Kräuter sind also nicht nur gesund und schön anzusehen. Sie sind auch ein Wirtschaftsfaktor. Familie Gentz führt seit 1991 eine Gärtnerei in Werder an der Havel. Zum Sortiment des Familienbetriebs gehören viele verschiedene Kräuter. „Am beliebtesten sind Küchenkräuter“, sagt Inhaber Jürgen Gentz der JF. Der studierte Gartenbauer weiß, worauf man beim Kauf eines Kräutertopfes achten sollte: „Die Pflanze sollte frisch und vital aussehen. Angeschlagen aussehende Exemplare sind keine gute Wahl und meist nicht mehr zu retten.“

Die Kräuter im Supermarkt lassen oft den Kopf hängen und gehen nach wenigen Tagen ein. Sie werden nur für den baldigen Verzehr gepflanzt, und in den kleinen Töpfchen sind Nährstoffe zu knapp.

Deshalb sei es wichtig, die Bedürfnisse der Pflanze zu beachten. „Der Untergrund muß richtig gewählt sein. Mittelmeerkräuter mögen keine Staunässe, deshalb sollte man grobe, durchlässige Erde verwenden.“ Wer Basilikum umtopft, der wird staunen, wie schnell sich dieser vermehrt und mit etwas Sonnenlicht und Wasser am Tag herrlich duftet und gedeiht. In einem schönen Topf eignen sich Kräuter wie Lavendel und Goldmelisse auch als Geschenk. Sie verzaubern mit ihrer leuchtenden Blütenpracht und können duften, Würze geben oder als leckerer Aufguß dienen. Wer die blühenden Kräuter ins Freie stellt, wird bald ein lebendiges Insektentreiben beobachten können.

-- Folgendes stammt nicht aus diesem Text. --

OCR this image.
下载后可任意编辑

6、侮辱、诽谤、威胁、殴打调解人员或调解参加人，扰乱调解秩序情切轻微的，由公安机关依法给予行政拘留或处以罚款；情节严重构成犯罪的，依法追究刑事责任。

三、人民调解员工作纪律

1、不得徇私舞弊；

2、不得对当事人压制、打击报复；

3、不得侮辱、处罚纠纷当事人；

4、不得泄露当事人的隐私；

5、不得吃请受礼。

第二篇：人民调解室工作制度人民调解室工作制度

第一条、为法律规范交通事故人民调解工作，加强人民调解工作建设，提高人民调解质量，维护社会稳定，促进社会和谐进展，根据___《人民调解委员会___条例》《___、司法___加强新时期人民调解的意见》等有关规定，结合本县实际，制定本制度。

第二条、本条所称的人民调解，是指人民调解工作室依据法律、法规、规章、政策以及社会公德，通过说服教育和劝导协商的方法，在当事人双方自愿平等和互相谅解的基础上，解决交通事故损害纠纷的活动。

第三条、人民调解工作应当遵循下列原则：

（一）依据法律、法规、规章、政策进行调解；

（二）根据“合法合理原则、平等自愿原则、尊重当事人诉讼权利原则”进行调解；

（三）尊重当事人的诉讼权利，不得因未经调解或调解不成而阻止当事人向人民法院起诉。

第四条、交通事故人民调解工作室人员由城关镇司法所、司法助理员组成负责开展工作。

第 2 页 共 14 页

Und auch die Gesundheit profitiert. „Die Natur ist die beste Apotheke“, lehrte schon der Priester und Naturheilkundler Sebastian Kneipp, der im 19. Jahrhundert lebte. Die Blätter und Blüten vieler Kräuter dienen als günstiges Hausmittel. Die wohltuende Wirkung von Heilpflanzen ist heute noch durch Salbeibonbons, die Halsschmerzen lindern, oder Baldriantee, der ein unruhiges Gemüt besänftigt, bekannt. Leider ist in vielen solcher Helferlein kaum noch heilendes Kraut zu finden, dafür viele künstliche Aromen und Zucker. Mit den Kräutern aus dem eigenen Anbau hat der Konsument die Kontrolle darüber, was er da tatsächlich zu sich nimmt.

Selbstversorgung hilft uns, ein kleines Stück Unabhängigkeit zurückzuerobern und uns zudem wieder mit der Natur vertraut zu machen. Wie die Kräuter-, so müssen die Natur- und Heimatkunde gepflegt und lebendig gehalten werden, damit es in ein paar Jahren nicht heißt: Der Rosmarin? Kommt aus der Streudose!





Selbstversorger

Zum Thema Selbstversorger gibt es überbordend viel Literatur. Zum Einlesen zu empfehlen: John Seymour: „Selbstversorgung aus dem Garten“. Oder: Dick und James Strawbridge: „Das große Buch der Selbstversorgung“. Eine ausgezeichnete Informationsquelle ist die Deutsche Gartenbau-Gesellschaft 1822 e. V. (DGG), die sich als eine Art Lobbyvereinigung versteht, die die Bedeutung des Gärtnerns der Politik nahebringen will. Wer es praktischer mag, sollte die Internetseiten des Naturschutzbundes (Nabu) besuchen. Der hat darüber hinaus in fast jeder Stadt einen Naturgarten und Tips von Experten. (mec)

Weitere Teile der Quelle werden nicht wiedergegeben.